Causes and pathophysiology

The signs and symptoms of Fahr’s disease are due to the accumulation of calcium and other compounds in the circulatory system , particularly in the cell walls of capillaries and large arteries and veins. Additional substances that have been detected in these deposits include mucopolysaccharides and elements such as magnesium and iron.

The key cerebral structures affected in the manifestation of Fahr’s syndrome are the basal ganglia (in particular the globus pallidus, the putamen and the caudate nucleus), the thalamus, the cerebellum and the subcortical white matter, i.e. the sets of myelinated neuronal axons below the cerebral cortex.

The pathological calcification of these regions has been mainly associated with genetic mutations transmitted by autosomal recessive inheritance . It is known that some of the affected genes are related to the metabolism of phosphate and to the maintenance of the blood-brain barrier, which is fundamental in the biochemical protection of the brain.

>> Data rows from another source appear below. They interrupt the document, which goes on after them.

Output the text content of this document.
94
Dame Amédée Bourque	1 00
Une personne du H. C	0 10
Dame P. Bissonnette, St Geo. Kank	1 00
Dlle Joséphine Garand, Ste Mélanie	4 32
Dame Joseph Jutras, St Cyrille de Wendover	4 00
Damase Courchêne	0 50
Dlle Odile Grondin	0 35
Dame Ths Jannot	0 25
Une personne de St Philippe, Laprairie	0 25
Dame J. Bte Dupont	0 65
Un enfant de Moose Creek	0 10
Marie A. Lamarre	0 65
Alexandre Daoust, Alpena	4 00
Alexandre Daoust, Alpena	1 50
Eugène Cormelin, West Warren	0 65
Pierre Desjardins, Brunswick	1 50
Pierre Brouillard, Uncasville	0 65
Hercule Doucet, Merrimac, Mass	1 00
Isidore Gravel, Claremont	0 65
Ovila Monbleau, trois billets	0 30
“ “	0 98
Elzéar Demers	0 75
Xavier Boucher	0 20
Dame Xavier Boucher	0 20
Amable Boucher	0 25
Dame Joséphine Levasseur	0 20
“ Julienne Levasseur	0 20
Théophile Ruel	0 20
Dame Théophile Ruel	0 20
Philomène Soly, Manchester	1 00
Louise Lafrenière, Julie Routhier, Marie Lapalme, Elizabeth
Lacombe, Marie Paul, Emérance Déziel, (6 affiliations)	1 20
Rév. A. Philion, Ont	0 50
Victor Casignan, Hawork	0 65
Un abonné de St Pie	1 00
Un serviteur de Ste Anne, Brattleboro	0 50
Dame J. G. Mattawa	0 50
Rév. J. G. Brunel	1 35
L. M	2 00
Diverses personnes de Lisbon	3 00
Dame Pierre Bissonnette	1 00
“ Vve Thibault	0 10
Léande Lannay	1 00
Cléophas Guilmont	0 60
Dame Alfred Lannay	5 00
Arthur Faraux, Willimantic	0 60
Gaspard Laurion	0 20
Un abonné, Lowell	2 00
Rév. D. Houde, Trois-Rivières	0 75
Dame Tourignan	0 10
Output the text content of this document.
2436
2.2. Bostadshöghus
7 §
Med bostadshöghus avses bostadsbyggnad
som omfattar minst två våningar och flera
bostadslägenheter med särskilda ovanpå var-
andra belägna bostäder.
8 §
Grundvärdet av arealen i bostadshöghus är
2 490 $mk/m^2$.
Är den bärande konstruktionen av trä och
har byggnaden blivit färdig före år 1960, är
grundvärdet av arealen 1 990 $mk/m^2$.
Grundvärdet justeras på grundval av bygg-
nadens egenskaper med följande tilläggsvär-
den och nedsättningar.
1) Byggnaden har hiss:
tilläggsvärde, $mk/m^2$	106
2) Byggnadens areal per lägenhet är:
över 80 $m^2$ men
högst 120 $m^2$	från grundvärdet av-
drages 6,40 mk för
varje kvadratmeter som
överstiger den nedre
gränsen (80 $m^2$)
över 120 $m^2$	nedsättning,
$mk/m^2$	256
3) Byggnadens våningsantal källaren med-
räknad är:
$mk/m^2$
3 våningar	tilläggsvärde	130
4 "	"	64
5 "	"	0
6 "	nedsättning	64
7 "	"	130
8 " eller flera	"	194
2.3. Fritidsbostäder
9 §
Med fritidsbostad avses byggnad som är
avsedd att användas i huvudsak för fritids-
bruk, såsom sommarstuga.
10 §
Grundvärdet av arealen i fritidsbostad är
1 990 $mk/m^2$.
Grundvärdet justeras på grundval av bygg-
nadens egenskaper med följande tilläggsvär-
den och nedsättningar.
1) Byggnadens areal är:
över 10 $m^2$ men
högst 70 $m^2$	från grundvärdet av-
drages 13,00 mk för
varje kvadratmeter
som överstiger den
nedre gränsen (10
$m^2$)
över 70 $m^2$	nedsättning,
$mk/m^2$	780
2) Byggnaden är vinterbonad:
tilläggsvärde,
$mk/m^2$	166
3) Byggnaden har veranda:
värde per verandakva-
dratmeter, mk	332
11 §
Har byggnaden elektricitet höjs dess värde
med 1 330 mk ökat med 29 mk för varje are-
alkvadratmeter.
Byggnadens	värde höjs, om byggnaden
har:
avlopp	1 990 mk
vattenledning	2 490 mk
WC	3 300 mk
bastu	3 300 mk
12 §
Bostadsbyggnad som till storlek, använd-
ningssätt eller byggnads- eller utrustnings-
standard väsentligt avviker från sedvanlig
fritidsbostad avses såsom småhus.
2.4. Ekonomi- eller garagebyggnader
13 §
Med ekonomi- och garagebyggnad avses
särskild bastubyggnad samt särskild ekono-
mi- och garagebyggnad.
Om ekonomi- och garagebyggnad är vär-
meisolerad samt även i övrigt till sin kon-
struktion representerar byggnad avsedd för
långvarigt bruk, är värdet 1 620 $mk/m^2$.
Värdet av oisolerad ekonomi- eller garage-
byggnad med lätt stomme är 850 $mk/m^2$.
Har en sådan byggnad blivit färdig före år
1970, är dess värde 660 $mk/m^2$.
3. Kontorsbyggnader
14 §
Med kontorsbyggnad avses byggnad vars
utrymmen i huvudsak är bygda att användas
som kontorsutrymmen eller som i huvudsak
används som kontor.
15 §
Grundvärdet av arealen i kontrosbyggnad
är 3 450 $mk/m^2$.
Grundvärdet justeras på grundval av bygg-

However, autosomal dominant inheritance only accounts for about 60% of Fahr’s disease cases. In the remainder, causes include recessive inheritance, infections such as HIV (the AIDS virus), parathyroid gland dysfunction, central nervous system vasculitis, and radiation and chemotherapy.

Bibliographic references:

  • Mufaddel, A. A. & Al-Hassani, G. A. (2014). Familial idiopathic basal ganglia calcification (Fahr’s disease). Neurosciences (Riyadh). 19: 171-77.
  • Rastogi, R., Singh, A. K., Rastogi, U. C., Mohan, C. & Rastogi, V. (2011). Fahr’s syndrome: a rare clinico-radiologic entity. Medical Journal Armed Forces India, 67: 159-61.
  • Saleem, S., Aslam, H. M., Anwar, M., Anwar, S., Saleem, M., Saleem, A. & Rehmani, M. A. K. (2013). Fahr’s syndrome: literature review of current evidence. Orphanet Journal of Rare Diseases, 8: 156.